Reverend Y.A. Daniel oversaw the digging of the well and the building of a water storage tank in 1902.
The well got filled up later due to fears of contamination from the nearby ditches, says Mrs. Clara Sunlock, former headmistress of the C.S.I. Elementary School. Now 80, she retired in 2000 after working for 40 years at the school. “There was a move to convert the well area into a memorial a few years back,” says Mrs. Sunlock, who stays close by, “but that has not happened so far. I now whitewash the pillars and well at my own expense.”
Back in Uraiyur, in a lane opposite the Panchavarna Kovil, bang next to a construction site, stands a wall plaque. “This tap is laid in commemoration of the recovery of His Majesty The King George V from his serious illness, March 1929. Opened by Mr. T.E.C.K. Chidambaram Pillay, Village Munsiff, Algiri-Mangalam Village, Trichy Taluk,” it announces to no one in particular.
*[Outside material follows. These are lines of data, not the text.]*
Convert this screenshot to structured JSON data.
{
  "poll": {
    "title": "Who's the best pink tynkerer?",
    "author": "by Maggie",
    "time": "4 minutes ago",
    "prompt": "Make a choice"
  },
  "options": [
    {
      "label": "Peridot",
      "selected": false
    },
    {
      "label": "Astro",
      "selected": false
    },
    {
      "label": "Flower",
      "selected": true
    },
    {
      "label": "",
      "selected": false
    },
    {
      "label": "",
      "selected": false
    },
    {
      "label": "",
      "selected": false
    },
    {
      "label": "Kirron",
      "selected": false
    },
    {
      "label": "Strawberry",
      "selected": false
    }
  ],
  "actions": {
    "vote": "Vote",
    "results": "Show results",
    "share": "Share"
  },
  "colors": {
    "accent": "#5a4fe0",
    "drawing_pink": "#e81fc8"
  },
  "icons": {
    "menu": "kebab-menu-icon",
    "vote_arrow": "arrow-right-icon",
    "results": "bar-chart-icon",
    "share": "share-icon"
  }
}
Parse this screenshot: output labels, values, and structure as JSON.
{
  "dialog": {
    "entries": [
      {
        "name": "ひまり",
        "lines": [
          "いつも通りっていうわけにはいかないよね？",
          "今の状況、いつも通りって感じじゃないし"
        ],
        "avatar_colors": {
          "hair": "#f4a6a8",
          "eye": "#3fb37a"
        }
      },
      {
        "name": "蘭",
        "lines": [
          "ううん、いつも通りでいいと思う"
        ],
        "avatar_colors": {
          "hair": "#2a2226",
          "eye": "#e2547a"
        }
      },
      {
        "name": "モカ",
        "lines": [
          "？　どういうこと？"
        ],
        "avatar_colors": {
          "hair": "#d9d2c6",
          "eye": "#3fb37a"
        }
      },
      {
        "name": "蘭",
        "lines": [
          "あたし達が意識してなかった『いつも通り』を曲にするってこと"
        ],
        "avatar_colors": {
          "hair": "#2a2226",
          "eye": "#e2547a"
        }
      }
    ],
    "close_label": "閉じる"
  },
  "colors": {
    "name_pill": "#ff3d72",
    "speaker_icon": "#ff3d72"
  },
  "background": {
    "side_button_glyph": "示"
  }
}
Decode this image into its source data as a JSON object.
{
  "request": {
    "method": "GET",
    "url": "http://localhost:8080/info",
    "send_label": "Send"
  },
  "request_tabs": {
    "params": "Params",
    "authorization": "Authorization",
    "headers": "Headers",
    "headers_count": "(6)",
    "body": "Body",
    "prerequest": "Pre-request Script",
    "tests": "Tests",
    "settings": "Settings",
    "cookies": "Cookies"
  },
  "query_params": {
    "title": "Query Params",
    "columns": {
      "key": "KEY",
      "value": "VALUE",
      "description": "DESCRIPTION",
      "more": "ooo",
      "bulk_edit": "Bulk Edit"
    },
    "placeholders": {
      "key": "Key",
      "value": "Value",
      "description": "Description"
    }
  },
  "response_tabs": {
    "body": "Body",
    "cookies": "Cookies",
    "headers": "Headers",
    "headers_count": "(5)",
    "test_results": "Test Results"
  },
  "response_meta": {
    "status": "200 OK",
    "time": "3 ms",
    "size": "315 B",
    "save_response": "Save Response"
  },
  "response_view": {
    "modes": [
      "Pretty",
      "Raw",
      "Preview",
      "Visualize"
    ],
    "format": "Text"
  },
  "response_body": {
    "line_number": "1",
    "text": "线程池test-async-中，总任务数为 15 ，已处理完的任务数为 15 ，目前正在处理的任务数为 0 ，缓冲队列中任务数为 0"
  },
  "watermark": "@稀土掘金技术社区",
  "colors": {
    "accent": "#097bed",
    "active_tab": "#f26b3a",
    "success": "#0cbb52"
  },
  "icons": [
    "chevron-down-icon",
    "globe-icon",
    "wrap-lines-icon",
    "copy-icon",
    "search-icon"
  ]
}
The three plaques are indicative of the high regard in which Indian principalities accorded to the British royal family. A grandson of Queen Victoria, King George V was King of the United Kingdom and the British Dominions, and Emperor of India, from May 6, 1910 until his death on January 20, 1936.
It was during his reign as the first monarch of the House of Windsor that the Indian independence movement gathered pace, with the Statute of Westminster eventually recognising the dominions of the empire as separate and independent entities within the Commonwealth of Nations.
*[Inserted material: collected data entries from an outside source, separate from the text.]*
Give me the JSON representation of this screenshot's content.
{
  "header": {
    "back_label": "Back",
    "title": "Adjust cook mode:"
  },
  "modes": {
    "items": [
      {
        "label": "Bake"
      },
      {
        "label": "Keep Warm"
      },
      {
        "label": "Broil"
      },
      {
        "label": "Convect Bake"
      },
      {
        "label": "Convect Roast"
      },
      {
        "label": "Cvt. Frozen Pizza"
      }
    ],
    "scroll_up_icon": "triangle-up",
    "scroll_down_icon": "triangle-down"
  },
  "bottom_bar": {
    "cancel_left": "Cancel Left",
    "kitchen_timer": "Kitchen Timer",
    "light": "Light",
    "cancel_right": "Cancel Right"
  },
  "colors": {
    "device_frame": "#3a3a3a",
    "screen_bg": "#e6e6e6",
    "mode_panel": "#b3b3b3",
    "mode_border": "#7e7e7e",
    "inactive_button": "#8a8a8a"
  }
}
The “serious illness” mentioned on the plaque could probably refer to the septicaemia, that King George V, a heavy smoker, was suffering from in November 1928. He spent three months at Craigweil House, Aldwick, in the seaside resort of Bognor, Sussex, but never fully recovered from the chronic blood infection.
While the travel guides continue to highlight the money-spinner monuments of the city, will there be a more concerted effort by the authorities to save these forgotten relics?